We can illustrate this with our above dummy pipeline, by adding an
alternative that is bound to give rise to an error:
fragile.fun <- function(x){
if(any(x>10)) stop("Too big!")
2^x
}
alternatives$meth1 <- c(alternatives$meth1, "fragile.fun")
res <- runPipeline(datasets, alternatives, my_pip, output.prefix=tmpdir1, skipErrors=TRUE)

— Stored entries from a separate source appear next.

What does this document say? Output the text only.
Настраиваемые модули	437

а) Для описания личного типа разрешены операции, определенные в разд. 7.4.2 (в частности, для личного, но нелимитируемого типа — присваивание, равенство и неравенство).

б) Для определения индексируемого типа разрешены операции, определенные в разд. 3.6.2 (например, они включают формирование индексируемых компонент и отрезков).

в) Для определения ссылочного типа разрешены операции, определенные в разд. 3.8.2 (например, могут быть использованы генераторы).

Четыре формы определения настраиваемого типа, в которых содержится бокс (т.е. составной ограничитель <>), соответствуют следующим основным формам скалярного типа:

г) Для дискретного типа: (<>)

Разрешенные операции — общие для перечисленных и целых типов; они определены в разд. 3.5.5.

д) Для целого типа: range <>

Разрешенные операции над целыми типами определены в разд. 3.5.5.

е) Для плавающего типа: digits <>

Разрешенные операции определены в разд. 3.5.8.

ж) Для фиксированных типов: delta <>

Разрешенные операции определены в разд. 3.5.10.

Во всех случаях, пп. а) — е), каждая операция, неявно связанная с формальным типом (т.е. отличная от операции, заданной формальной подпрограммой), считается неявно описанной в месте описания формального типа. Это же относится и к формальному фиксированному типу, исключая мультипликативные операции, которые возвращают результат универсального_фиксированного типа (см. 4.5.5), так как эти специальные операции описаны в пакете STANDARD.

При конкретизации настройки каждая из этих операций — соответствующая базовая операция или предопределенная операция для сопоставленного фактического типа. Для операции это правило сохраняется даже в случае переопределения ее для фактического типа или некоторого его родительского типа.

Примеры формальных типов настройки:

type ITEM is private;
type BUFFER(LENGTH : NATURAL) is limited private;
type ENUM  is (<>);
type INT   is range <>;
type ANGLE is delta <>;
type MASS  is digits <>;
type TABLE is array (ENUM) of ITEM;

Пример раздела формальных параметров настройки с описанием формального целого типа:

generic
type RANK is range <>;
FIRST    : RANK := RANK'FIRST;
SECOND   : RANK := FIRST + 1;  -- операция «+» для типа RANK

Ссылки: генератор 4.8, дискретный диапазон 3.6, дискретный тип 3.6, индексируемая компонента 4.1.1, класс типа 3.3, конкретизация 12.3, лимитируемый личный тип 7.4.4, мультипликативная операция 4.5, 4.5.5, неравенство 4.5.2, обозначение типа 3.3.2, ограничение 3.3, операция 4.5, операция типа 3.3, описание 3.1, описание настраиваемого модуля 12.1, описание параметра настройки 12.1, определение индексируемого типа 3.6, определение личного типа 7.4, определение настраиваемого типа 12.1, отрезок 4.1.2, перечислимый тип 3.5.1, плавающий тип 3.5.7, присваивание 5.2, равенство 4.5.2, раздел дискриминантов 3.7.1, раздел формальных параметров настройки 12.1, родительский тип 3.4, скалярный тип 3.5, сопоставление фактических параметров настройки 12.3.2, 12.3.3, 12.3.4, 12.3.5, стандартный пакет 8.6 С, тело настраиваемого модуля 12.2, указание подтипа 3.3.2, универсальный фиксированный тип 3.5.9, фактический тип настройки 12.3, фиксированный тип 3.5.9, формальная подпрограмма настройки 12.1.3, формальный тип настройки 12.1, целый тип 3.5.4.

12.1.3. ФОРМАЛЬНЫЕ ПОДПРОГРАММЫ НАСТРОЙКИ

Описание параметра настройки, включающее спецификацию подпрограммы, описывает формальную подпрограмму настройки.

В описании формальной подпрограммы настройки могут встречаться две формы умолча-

## Running 3 pipeline settings on 2 datasets using 1 threads
## Error in dataset `ds2` with parameters:
## meth1=fragile.fun, meth2=cumsum
## in step `step1`, evaluating command:
## `pipDef[["step1"]](x = x, meth1 = "fragile.fun")`
## Error:
## Error in get(meth1)(x): Too big!
##
## Finished running on all datasets
##
## Some errors were encountered during the run:
## dataset step
## 1 ds2 meth1=fragile.fun
## All results were saved, but only those of analyses successful across all datasets will be retained for aggregation.
##
## Aggregating results...
## Warning in type.convert.default(y[[i]]): 'as.is' should be specified by the
## caller; using TRUE
## Warning in type.convert.default(y[[i]]): 'as.is' should be specified by the
## caller; using TRUE
## Warning in type.convert.default(y[[i]]): 'as.is' should be specified by the
## caller; using TRUE
## Warning in type.convert.default(y[[i]]): 'as.is' should be specified by the
## caller; using TRUE
## Warning in type.convert.default(y[[i]]): 'as.is' should be specified by the
## caller; using TRUE
## Warning in type.convert.default(y[[i]]): 'as.is' should be specified by the
## caller; using TRUE
## Warning in type.convert.default(y[[i]]): 'as.is' should be specified by the
## caller; using TRUE
## Aggregating evaluation results for: step2
## Warning in type.convert.default(y[[i]]): 'as.is' should be specified by the
## caller; using TRUE
## Warning in type.convert.default(y[[i]]): 'as.is' should be specified by the
## caller; using TRUE
## Warning in type.convert.default(y[[i]]): 'as.is' should be specified by the
## caller; using TRUE
## Warning in type.convert.default(y[[i]]): 'as.is' should be specified by the
## caller; using TRUE
As indicated in the error message, only the analyses successful across all datasets were aggregated:
## dataset meth1 meth2 mean max
## 1 ds1 log2 cumsum 1.194988 2.584963
## 2 ds1 sqrt cumsum 2.520159 4.146264
## 3 ds2 log2 cumsum 5.838844 9.550747
## 4 ds2 sqrt cumsum 5.635248 9.271329
However, all successful results (e.g. including ‘fragile.fun’ on
‘ds1’) were saved in the non-aggregated files. This means that one can
then correct the problematic function, re-run only the analyses that
failed (i.e. only on ‘ds2’ in this case), and merge the results with the
first batch (see ?mergePipelineResults
).
pipeComp has two general plotting functions which can be
used with any PipelineDefinition: evalHeatmap
and
plotElapsed
. In addition, the package includes
pipeline-specific plotting functions (see the pipeComp_scRNA and pipeComp_dea vignettes).
Running times can be plotted with the plotElapsed
function:
In this case we show all tested combinations, but in most cases the
agg.by
argument will be used to aggregate the results by
parameters of interest.
Evaluation results can be plotted through the
evalHeatmap
function:
By default, the heatmap prints the actual metric values, while the
colors is mapped to scaled data. Specifically, pipeComp
map
colors to the signed square-root of the number of (matrix-wise) Median
Absolute Deviations from the (column-wise) median. We found this mapping
to be particularly useful because differences in color have comparable
meaning across datasets, and the color-scale is not primarily capturing
outliers or baseline differences between datasets. This behavior can be
changed with the scale
parameter of the function. For more
complex examples of using evalHeatmap
, see its usage in the
pipeComp_scRNA vignette, or refer to
the function’s help.
For a more complex, ‘real-life’ example of the creation of a
PipelineDefinition
, see the pipeComp_dea vignette. For a complex
example of evaluation outputs, see the pipeComp_scRNA vignette.